Tuesday, August 4, 2020

Size Matters in Shale Industry

February 10, 2019

Image: Rystad Energy

Having taken a closer look at the detailed economics of the most recent 1,000 wells drilled in the most popular shale hotspot – the Wolfcamp A zone of the Permian Delaware basin – Rystad Energy can see a clear pattern emerging that favors large players.

As US crude production is set to grow significantly over the next decade, analysts still debate whether shale drilling is actually a profitable endeavor. Some skeptics claim operators overstate their well production profiles, while others say operational cash flow from shale wells will never be sufficient to cover corporate costs and old debt.

Analysts and investors are now waiting to see fourth quarter earnings as an acid test on profitable growth in the Permian basin at lower oil prices.

Quarterly results have already been published by ExxonMobil, Chevron (CVX) and Anadarko, of which only Chevron appeared to generate positive cash flow from operations in the Permian basin. ExxonMobil and Anadarko, on the other hand, seemed to still be in investment mode in the play.

Rystad Energy believes net cash is now likely in the red for many smaller oil companies that focus entirely or predominantly on the Permian basin.

“Our conclusion is that the average well completed during 2017 and 2018, which mirrors the most likely production profile and costs, appears very profitable even at local oil prices of $45 per barrel,” said Rystad Energy senior partner Per Magnus Nysveen.

He added: “However, there are also many wells that will not be profitable at this price level, and drilling needs to be conducted on a large scale in order to secure robust cash flows even in the hottest play. Betting on a low number of wells could give more uncertain returns than rolling the dice at the nearest casino.”

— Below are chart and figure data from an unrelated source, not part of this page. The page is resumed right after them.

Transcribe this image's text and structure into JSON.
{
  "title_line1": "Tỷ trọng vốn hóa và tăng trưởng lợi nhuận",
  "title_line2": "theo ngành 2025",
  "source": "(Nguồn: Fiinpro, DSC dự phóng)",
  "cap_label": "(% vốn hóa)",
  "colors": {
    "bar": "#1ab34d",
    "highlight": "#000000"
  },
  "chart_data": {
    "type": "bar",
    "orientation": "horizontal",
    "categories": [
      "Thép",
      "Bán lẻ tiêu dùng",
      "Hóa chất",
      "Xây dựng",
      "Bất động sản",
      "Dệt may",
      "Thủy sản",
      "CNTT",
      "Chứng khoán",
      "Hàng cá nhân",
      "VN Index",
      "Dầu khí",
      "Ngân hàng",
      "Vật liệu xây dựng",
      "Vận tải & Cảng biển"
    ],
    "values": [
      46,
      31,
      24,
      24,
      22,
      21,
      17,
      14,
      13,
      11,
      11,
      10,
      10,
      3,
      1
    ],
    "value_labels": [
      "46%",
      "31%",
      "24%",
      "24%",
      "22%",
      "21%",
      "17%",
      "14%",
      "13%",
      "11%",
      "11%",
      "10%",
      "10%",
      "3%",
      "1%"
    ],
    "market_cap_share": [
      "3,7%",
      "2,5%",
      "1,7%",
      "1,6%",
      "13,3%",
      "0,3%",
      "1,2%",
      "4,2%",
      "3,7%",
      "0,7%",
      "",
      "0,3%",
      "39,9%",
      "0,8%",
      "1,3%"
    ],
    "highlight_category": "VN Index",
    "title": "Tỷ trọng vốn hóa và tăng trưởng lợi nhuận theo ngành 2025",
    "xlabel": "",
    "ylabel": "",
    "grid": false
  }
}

Operators with scaled operations and large acreage positions exposed to Wolfcamp A in the Permian Delaware should see average returns of 20% and three years’ payback from new wells, even with WTI Midland oil prices at $45 per barrel. Smaller operators, on the other hand, would face higher costs for drilling, completion, operation and transport, and also lower realized oil prices.

“These operators might struggle in the current price environment, and their best opportunity to monetize their investment could be to sell their acreage to larger operators with more efficient logistics, better infrastructure and more negotiating power through the value chain,” Nysveen said. “Size matters, even more so when drilling for shale oil in the Permian Basin.”